If only humans had remote controls -- it’d sure be a lot easier to wind down at the end of the day, get energized in the morning, maintain your cool in traffic, find just the right volume. Can you see where I’m going here?

Humans do have a remote control of sorts, and you carry it with you 24/7. It’s your breath. Thousands of years of tradition, common practices (conscious and unconscious), and a mounting body of evidence show us that your breath is about the best tool you have for something called state control. Conscious manipulation of your breath allows you to shift states, as it were. Feel anxious, flustered, boiling from your insides? Your breath can bring you down to a calmer state. Feeling lethargic? Your breath can bring you up and raise your alertness in a matter of minutes.
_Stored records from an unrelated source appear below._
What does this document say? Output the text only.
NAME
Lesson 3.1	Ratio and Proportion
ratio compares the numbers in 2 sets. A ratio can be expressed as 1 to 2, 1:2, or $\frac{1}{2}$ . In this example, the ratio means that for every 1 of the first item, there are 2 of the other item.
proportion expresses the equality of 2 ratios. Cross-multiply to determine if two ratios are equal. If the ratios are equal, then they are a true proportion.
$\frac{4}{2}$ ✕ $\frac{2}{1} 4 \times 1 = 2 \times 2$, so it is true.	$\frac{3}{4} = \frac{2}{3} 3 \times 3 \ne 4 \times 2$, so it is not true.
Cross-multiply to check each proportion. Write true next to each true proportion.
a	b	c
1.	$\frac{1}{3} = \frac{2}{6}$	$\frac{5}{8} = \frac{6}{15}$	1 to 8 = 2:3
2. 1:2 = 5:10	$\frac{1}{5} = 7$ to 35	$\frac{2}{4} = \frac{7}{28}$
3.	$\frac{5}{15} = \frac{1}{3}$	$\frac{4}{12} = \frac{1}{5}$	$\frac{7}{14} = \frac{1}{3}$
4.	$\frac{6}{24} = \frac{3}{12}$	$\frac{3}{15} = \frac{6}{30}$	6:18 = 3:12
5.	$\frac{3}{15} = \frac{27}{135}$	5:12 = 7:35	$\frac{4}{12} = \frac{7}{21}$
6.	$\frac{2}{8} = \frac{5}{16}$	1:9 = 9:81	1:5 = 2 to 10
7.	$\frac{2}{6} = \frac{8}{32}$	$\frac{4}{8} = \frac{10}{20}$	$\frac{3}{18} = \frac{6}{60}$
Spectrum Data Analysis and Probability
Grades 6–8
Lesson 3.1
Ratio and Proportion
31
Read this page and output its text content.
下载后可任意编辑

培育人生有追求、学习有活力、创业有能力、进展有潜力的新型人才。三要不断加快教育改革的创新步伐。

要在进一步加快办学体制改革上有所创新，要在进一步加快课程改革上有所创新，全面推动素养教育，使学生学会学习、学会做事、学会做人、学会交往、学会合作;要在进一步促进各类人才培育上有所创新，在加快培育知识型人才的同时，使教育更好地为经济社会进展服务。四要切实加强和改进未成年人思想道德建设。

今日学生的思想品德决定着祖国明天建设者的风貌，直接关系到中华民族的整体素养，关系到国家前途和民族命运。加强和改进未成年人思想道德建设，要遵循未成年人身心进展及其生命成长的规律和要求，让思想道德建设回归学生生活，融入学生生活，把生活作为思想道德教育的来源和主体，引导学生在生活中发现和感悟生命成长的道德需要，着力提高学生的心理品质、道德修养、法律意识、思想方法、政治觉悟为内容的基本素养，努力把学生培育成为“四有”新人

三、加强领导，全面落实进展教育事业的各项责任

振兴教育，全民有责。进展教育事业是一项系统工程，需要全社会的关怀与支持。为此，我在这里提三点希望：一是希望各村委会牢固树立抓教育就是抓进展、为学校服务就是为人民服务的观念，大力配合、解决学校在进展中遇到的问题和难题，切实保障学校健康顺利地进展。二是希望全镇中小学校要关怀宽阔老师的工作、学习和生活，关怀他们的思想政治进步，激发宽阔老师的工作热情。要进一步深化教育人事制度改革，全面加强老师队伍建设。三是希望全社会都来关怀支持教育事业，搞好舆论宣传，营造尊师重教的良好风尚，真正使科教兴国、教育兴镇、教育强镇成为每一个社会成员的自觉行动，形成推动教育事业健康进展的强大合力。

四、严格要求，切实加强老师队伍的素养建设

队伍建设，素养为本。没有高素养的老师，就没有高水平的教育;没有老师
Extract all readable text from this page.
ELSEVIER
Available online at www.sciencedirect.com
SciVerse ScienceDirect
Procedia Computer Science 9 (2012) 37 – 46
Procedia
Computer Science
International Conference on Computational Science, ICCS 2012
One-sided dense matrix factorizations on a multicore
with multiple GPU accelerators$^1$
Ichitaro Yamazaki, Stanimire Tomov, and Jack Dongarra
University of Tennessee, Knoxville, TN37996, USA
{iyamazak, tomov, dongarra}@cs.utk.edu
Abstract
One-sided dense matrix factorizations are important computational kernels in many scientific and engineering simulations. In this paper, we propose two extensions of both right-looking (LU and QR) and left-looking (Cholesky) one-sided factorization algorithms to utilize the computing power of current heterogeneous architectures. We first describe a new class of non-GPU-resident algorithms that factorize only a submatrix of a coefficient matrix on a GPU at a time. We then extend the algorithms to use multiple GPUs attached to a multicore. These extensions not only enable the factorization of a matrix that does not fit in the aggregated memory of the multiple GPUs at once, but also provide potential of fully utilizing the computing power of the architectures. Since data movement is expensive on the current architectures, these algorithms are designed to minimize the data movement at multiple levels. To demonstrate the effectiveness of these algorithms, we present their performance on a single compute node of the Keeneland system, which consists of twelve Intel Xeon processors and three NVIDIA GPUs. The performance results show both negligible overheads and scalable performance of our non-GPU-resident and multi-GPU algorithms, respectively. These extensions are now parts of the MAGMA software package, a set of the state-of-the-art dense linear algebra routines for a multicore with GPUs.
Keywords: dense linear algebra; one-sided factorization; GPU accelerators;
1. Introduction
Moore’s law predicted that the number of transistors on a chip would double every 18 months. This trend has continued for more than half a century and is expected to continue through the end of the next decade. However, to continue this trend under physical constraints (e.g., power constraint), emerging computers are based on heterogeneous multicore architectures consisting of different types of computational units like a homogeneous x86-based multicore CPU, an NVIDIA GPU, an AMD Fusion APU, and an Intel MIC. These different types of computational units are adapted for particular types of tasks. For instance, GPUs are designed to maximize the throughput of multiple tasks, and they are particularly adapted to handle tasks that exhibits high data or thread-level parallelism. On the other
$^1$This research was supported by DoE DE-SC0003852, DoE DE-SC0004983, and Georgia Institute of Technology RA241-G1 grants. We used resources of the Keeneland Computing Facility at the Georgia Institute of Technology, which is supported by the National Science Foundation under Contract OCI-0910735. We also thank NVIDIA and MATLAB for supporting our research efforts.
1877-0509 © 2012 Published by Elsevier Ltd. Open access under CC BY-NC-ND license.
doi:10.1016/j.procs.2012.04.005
Now here’s the bad news: if you’re not practiced in using your “remote control,” it can go haywire on you in a phenomenon we like to call “the tail wagging the dog.” It’s no coincidence that we observe people who are spinning out into a panicked, highly elevated state breathing with sharp, shallow, mouth breaths. They’re not in control of their remote, and actually, it’s controlling them and feeding the cycle.

You don’t have control over traffic or any of the other things out there that will inevitably butt their way into your day. But you do have control over how you respond. And like anything else, it takes practice. No better time to start than right now.

Keep your eyes peeled for more opportunities to practice in our continuing Introducing Breathwork series.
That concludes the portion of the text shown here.